On peut, bien sûr, attendre que les nombreux jurés des multiples prix littéraires de l’automne annoncent les heureux lauréats, puis se précipiter chez son libraire pour acquérir les perles que d’aucuns, éditeurs,  attaché(e)s de presse, journalistes auront polies soigneusement au fil des mois pour en faire des objets incontournables. Et l’on sera parfois déçu de tant d’éloges ou bien agréablement surpris que l’œuvre ait ainsi résisté à tant d’assauts médiatico-laudatifs. « Les Bienveillantes » fut un exemple remarquable de cette destinée tricotée par avance. Annoncée, sanctifiée, dénoncée, parfois dévorée, toujours achetée, exportée, pas souvent terminée, trônant sur toutes les étagères.

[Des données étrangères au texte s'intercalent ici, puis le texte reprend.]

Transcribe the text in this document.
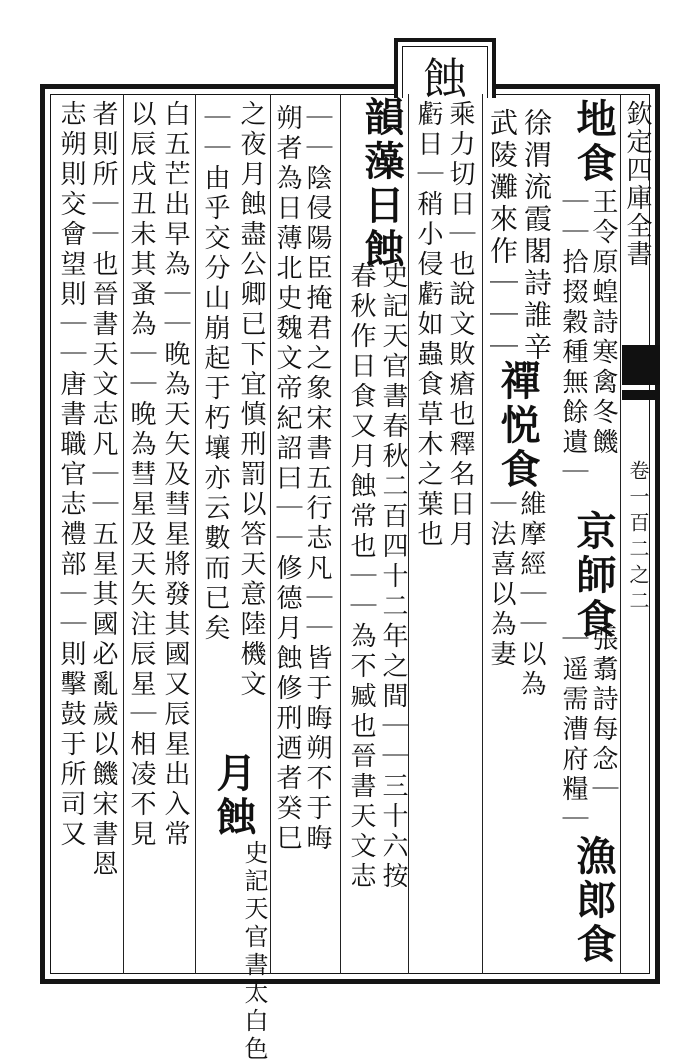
蝕
欽定四庫全書
卷一百二之二
地食
王令原蝗詩寒禽冬饑
｜｜拾掇穀種無餘遺｜
京師食
張翥詩每念｜
｜遥需漕府糧｜
漁郎食
徐渭流霞閣詩誰辛
武陵灘來作｜｜｜
禪悦食
維摩經｜｜以為
｜法喜以為妻
乘力切日｜也說文敗瘡也釋名日月
虧日｜稍小侵虧如蟲食草木之葉也
韻藻日蝕
史記天官書春秋二百四十二年之間｜｜三十六按
春秋作日食又月蝕常也｜｜為不臧也晉書天文志
｜｜陰侵陽臣掩君之象宋書五行志凡｜｜皆于晦朔不于晦
朔者為日薄北史魏文帝紀詔曰｜｜修德月蝕修刑迺者癸巳
之夜月蝕盡公卿已下宜慎刑罰以答天意陸機文
月蝕
史記天官書太白色
｜｜由乎交分山崩起于朽壤亦云數而已矣
白五芒出早為｜｜晚為天矢及彗星將發其國又辰星出入常
以辰戌丑未其蚤為｜｜晚為彗星及天矢注辰星｜相凌不見
者則所｜｜也晉書天文志凡｜｜五星其國必亂歲以饑宋書恩
志朔則交會望則｜｜唐書職官志禮部｜｜則擊鼓于所司又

On peut aussi s’amuser à deviner qui seront les favoris et les outsiders dans chacune des catégories, une fois les listes rendues publiques. Je ne résiste pas à m’y adonner et encourage qui veut à se lancer dans la course aux pronostics.

Dans la catégorie Prix Nobel de littérature, je penche comme les bookmakers londoniens pour Amos Oz, Israël étant au cœur des enjeux du monde, mais il doit se méfier de Joyce Carol Oates dont l’œuvre colossale en fait un outsider sérieux.

Pour le Goncourt, la favorite est incontestablement Marie NDiaye. Passage chez Gallimard, écriture de plus en plus léchée et déjà titulaire du Femina avec son magnifique « Rosie Carpe ». La maison de la rue Sébastien Bottin mise sur elle. Mais Jean-Michel Guenassia et son « Club des incorrigibles optimistes » pourraient l’emporter contre toute attente. Premier roman volumineux paru chez Albin-Michel et dont le regard sur les années soixante peut en séduire plus d’un.

Côté Renaudot, « l’enfant de Berlin » pourrait faire d’Anne Wiazemsky une lauréate crédible. Déjà auréolée du Goncourt des lycéens et du Grand prix du roman de l’Académie française, elle suivrait sa juste route. Mais Véronique Ovaldé pourrait lui ravir la place si elle n’a pas le Goncourt des lycéens, justement.

Plongé dans la lecture délicieuse du « Ciel de Bay city » de Catherine Mavrikakis, je ne peux m’empêcher de penser à elle pour le Femina. Une façon également de récompenser son éditrice, Sabine Wespieser, qui sait allier réussite et engagement littéraire. Elle devra cependant compter avec Brigitte Giraud, dont le talent s’affine et s’affirme au fil des rentrées et Gwenaëlle Aubry qui s’affiche partout avec « Personne ».

Yannick Haenel pourrait bien avoir l’Interallié après avoir raflé le Prix du roman Fnac. Et Justine Levy le Médicis, histoire de suivre les pas de papa…

Quant à Frédéric Beigbeder, osera-t-il donner le Prix de Flore ou le Prix Décembre à son ami Simon Liberati, sélectionné par deux fois ? Réponse bientôt.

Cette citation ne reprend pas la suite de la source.